Laparoscopic Intragastric Resection

An Alternative Technique for Minimally Invasive Treatment of Gastric Submucosal Tumors

Cindy Boulanger-Gobeil, MD; Jean-Pierre Gagné, MD, LLM; François Julien, MD; Valérie Courval, MD; Kaitlyn Beyfuss, BSc; Shady Ashamalla, MD, MSc; Julie Hallet, MD, MSc


Annals of Surgery. 2018;267(2):e12-e16. 

In This Article

Abstract and Introduction


Objective: To present the technique for and early results of laparoscopic intragastric resection (LIGR).

Background: Treatment of confirmed or suspected submucosal gastric malignancies relies on clear margin resection, for which minimally invasive surgery is widely accepted. However, resection in some localization remains challenging.

Methods: We present the steps of LIGR for gastric submucosal tumors (GSMTs). We report the results of LIGR in consecutive patients operated at 2 institutions, including intraoperative, pathologic, 30-day major morbidity and mortality characteristics.

Results: After laparoscopic access to the abdominal cavity, cuffed gastric ports are placed to approximate the anterior gastric wall to the abdominal wall.

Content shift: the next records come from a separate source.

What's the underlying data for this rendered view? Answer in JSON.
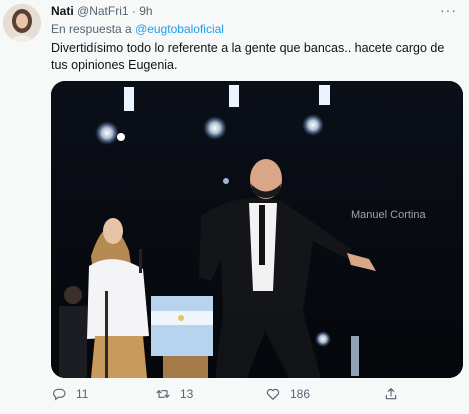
{
  "tweet": {
    "author_name": "Nati",
    "author_handle": "@NatFri1",
    "separator": "·",
    "time": "9h",
    "reply_prefix": "En respuesta a",
    "reply_mention": "@eugtobaloficial",
    "text": "Divertidísimo todo lo referente a la gente que bancas.. hacete cargo de tus opiniones Eugenia.",
    "more_glyph": "···",
    "media_watermark": "Manuel Cortina"
  },
  "actions": {
    "replies": "11",
    "retweets": "13",
    "likes": "186"
  },
  "colors": {
    "accent": "#1d9bf0",
    "muted": "#536471",
    "text": "#0f1419"
  },
  "icons": [
    "more-icon",
    "reply-icon",
    "retweet-icon",
    "like-icon",
    "share-icon"
  ]
}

A pneumogastrum is created. The tumor is resected in the submucosal plane and the deficit closed with intragastric suturing. Specimen extraction is performed perorally or through a gastrotomy site. In 8 proximal intraluminal GSMTs with median size of 3.1 cm (range: 1.8–6.0 cm), median operative time was 167.5 minutes (range: 120–300 mins). There was no major morbidity and no mortality. All resections were R0.

Conclusions: We illustrate the technique of a novel, feasible, and safe minimally invasive approach to GSMTs. LIGR is an alternative to resect challenging GSMTs by limiting surgical invasiveness and preserving gastrointestinal function.


Gastric submucosal tumors (SMTs) include a wide spectrum of lesions, half of which are gastrointestinal stromal tumors (GISTs).[1–3] Surgical management remains the mainstay of curative treatment for GIST.[2] Because of the very low risk of lymphatic spread, resection with negative microscopic margins is the recommended approach.[4] With increasing use of upper gastrointestinal endoscopies and CT scans, a growing number of SMTs are being identified, and surgical excision might also be needed for pathologic examination to definitely rule out malignancy when they remain undiagnosed.[1,3]

Over the past few years, surgical management of gastric SMTs has evolved towards minimally invasive techniques. Laparoscopic partial gastrectomy is a now accepted for the treatment of SMTs, including GISTs. Patients can thus benefit from improved postoperative outcomes compared with the open approach, mostly caused by reduced pain, decreased blood loss, better bowel function recovery, and faster return to normal activities.[5,6]

Because of size and/or location, some SMTs are not readily amenable to limited surgical resection.[2] Tumors located proximally in the stomach, including at the gastroesophageal junction (GEJ), present unique challenges to balance the extent of resection and associated morbidity to the malignant potential of the tumor being treated. Lesions in this location are difficult to access for endoscopic resection, as they require a retroflexed view. Partial gastrectomy or wedge resection near the GEJ carries risks of debilitating stricture or lower esophageal sphincter trauma, and is technically difficult laparoscopically. Proximal gastrectomy leads to sub-optimal functional outcomes.[7,8] Thus, extensive resection with potential compromise of gastrointestinal function and significant morbidity can be required for small proximal lesions.

Laparoscopic intragastric resection (LIGR) has initially been described for the treatment of early gastric cancer.[9] We have developed expertise with this technique to manage SMTs in locations that preclude laparoscopic partial gastrectomy, would require an extensive resection, and/or would compromise gastrointestinal function. LIGR allows for resection of gastric SMTs in challenging locations whereas minimizing the extent, invasiveness, and morbidity of the procedure. This technique is not being used for invasive gastric cancers.